Conference on Latin American History 40
Caitlin A. Fitz, Northwestern University
Franz Hensel, Universidad del Rosario
James Sanders, Utah State University
Session Abstract
This roundtable challenges the common image of the Americas as two well-bounded and separate units, existing independently from each other. In this view, the hemisphere appears as a space of irreducible political identities, a handful of “Americas” competing with each other, effacing uneven ties that have shaped, precisely, the very existence of the continent. Instead, this roundtable identifies concrete spaces of interaction and specific actors which contributed to create common languages and establish subtle and fragile solidarities within a mounting hierarchical hemisphere, oftentimes shaped by inequality and violence. The panelists will explore specific moments where a hemispheric framework offers new ways of understanding historical problems (such as slavery (in the work of Castilho), hemispheric abolitionism (Fitz and Castilho), postempanciaption societies (Sanders and Castilho), American identity (Hensel and Fitz), imperialism (Lasso and Hensel), and modernity (Sanders and Lasso), as well as theoretical and methodological approaches to comparative and especially connected histories, such as stereotypes of Latin America inhibiting comparison (Sanders and Fitz) and literary analysis (Hensel and Castilho).

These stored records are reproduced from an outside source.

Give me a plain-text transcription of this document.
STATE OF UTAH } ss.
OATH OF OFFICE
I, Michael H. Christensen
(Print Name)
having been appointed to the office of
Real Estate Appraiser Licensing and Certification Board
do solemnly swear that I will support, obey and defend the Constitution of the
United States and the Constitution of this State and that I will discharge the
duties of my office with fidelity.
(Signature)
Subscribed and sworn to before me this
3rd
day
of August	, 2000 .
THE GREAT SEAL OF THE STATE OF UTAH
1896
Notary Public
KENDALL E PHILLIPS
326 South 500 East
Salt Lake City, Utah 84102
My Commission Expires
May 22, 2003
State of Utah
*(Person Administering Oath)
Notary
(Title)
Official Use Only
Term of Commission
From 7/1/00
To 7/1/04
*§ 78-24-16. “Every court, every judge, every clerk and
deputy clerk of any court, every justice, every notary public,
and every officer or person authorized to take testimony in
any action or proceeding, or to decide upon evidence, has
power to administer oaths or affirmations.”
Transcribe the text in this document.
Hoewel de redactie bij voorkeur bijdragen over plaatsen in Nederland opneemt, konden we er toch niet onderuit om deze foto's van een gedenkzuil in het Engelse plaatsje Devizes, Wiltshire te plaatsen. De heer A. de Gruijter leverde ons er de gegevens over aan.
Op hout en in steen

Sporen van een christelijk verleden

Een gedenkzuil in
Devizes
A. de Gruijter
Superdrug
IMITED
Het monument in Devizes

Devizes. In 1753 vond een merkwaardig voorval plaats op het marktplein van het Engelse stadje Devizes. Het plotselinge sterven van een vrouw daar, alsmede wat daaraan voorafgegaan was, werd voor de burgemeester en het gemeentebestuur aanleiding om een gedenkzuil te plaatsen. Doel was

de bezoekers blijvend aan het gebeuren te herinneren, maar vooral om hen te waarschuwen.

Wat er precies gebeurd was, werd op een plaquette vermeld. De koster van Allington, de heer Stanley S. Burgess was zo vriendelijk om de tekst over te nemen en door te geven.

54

The roundtable will unite scholars who all conduct research and have published on transnational themes, but often starting from different parts of the hemisphere: Colombia (Sanders, Hensel, Lasso), Mexico (Sanders, Castilho), Panamá (Lasso), Brazil (Castilho), and the United States (Fitz). For this conversation on the Americas, we think it is vital that the panelists are based, institutionally, not only in the United States, but in other parts of the continent as well.